In the basic model of protein synthesis the events involving tRNA and amino acids are as follows (see any standard text, e.g. Lodish et al. section 4.4):
An amino acid is attached to the appropriate tRNA (the one with the anticodon that recognizes a codon for that amino acid) by one of twenty specific amino acyltRNA synthase enzymes in a reaction requiring ATP. This is called charging or aminoacylation of tRNA.
The tRNA corresponding to the mRNA codon is brought to the ribosome by an elongation factor (EF1) and the peptidyl transferase activity of the large ribosomal subunit catalyses the formation of a peptide bond between the growing polypeptide chain* and the amino acid of the tRNA, releasing deacylated tRNA.

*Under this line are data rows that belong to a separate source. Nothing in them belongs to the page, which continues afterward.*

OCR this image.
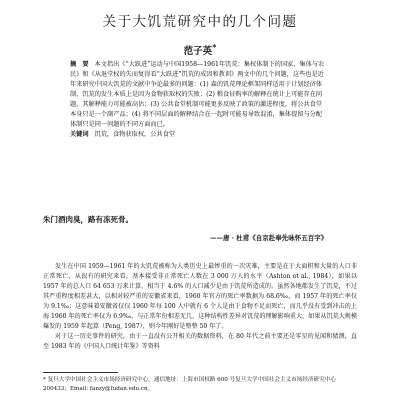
关于大饥荒研究中的几个问题
范子英*

摘　要 本文指出《“大跃进”运动与中国1958—1961年饥荒：集权体制下的国家、集体与农民》和《从退堂权的失而复得看“大跃进”饥荒的成因和教训》两文中的几个问题，这些也是近年来研究中国大饥荒的文献中争论最多的问题：(1) 森的饥荒理论框架同样适用于计划经济体制，饥荒的发生本质上是因为食物获取权的失败；(2) 粮食征购率的解释在统计上可能存在问题，其解释能力可能被高估；(3) 公共食堂机制可能更多反映了政策的激进程度，将公共食堂本身只是一个副产品；(4) 将不同层面的解释结合在一起时可能易导致混淆，集体提留与分配体制只是同一问题的不同方面而已。

关键词 饥荒，食物获取权，公共食堂

朱门酒肉臭，路有冻死骨。
——唐 · 杜甫《自京赴奉先咏怀五百字》

发生在中国 1959—1961 年的大饥荒被称为人类历史上最惨重的一次灾难，主要是在于大面积和大量的人口非正常死亡，从很有的研究来看，基本接受非正常死亡人数在 3 000 万人的水平（Ashton et al., 1984），如果以 1957 年的总人口 64 653 万来计算，相当于 4.6% 的人口减少是由于饥荒所造成的。虽然各地都发生了饥荒，不过其严重程度相差甚大，以相对较严重的安徽省来看，1960 年官方的死亡率数据为 68.6‰，而 1957 年的死亡率仅为 9.1‰；这意味着安徽省仅仅 1960 年每 100 人中就有 6 个人是由于食物不足而死亡，而几乎没有受到冲击的上海 1960 年的死亡率仅为 6.9‰，与正常年份相差无几，这种结构性差异对饥荒的理解影响重大，如果从饥荒大规模爆发的 1959 年起算（Peng, 1987），则今年刚好是整整 50 年了。

对于这一历史事件的研究，由于一直没有公开相关的数据资料，在 80 年代之前主要还是零星的见闻和猜测，直至 1983 年的《中国人口统计年鉴》等资料

* 复旦大学中国社会主义市场经济研究中心。通信地址：上海市国权路 600 号复旦大学中国社会主义市场经济研究中心 200433；Email: fanzy@fudan.edu.cn。
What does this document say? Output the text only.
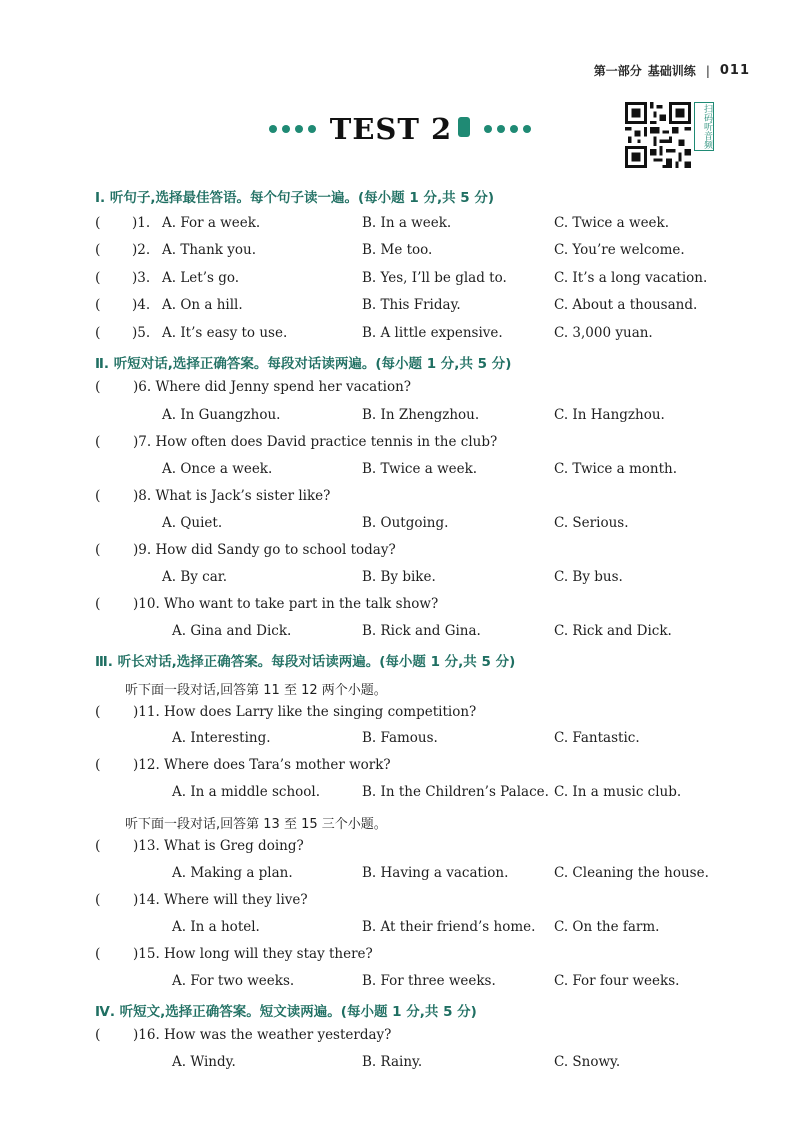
第一部分 基础训练 | 011
TEST 2	扫码听音频
Ⅰ. 听句子,选择最佳答语。每个句子读一遍。(每小题 1 分,共 5 分)
( )1. A. For a week.	B. In a week.	C. Twice a week.
( )2. A. Thank you.	B. Me too.	C. You’re welcome.
( )3. A. Let’s go.	B. Yes, I’ll be glad to.	C. It’s a long vacation.
( )4. A. On a hill.	B. This Friday.	C. About a thousand.
( )5. A. It’s easy to use.	B. A little expensive.	C. 3,000 yuan.
Ⅱ. 听短对话,选择正确答案。每段对话读两遍。(每小题 1 分,共 5 分)
( )6. Where did Jenny spend her vacation?
A. In Guangzhou.	B. In Zhengzhou.	C. In Hangzhou.
( )7. How often does David practice tennis in the club?
A. Once a week.	B. Twice a week.	C. Twice a month.
( )8. What is Jack’s sister like?
A. Quiet.	B. Outgoing.	C. Serious.
( )9. How did Sandy go to school today?
A. By car.	B. By bike.	C. By bus.
( )10. Who want to take part in the talk show?
A. Gina and Dick.	B. Rick and Gina.	C. Rick and Dick.
Ⅲ. 听长对话,选择正确答案。每段对话读两遍。(每小题 1 分,共 5 分)
听下面一段对话,回答第 11 至 12 两个小题。
( )11. How does Larry like the singing competition?
A. Interesting.	B. Famous.	C. Fantastic.
( )12. Where does Tara’s mother work?
A. In a middle school.	B. In the Children’s Palace. C. In a music club.
听下面一段对话,回答第 13 至 15 三个小题。
( )13. What is Greg doing?
A. Making a plan.	B. Having a vacation.	C. Cleaning the house.
( )14. Where will they live?
A. In a hotel.	B. At their friend’s home. C. On the farm.
( )15. How long will they stay there?
A. For two weeks.	B. For three weeks.	C. For four weeks.
Ⅳ. 听短文,选择正确答案。短文读两遍。(每小题 1 分,共 5 分)
( )16. How was the weather yesterday?
A. Windy.	B. Rainy.	C. Snowy.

I am unclear why you are concerned with this problem, but if there were two alanine codons in the mRNA, in theory after a particular discrete tRNA molecule had inserted the first alanine it could be recharged by the aminoacyl tRNA synthetase and then be used to insert the second alanine. However the concentration of tRNA molecules in the cell needed to support protein synthesis is such that the actual probability of this same discrete molecule being used, rather than another tRNA carrying alanine, is remote.
*A real-life complication is that a polypeptide chain has to be initiated by an initiator methionine-tRNA that is distinct from the methionine-tRNA that inserts internal methionines (see Lewin et al. section 4.5).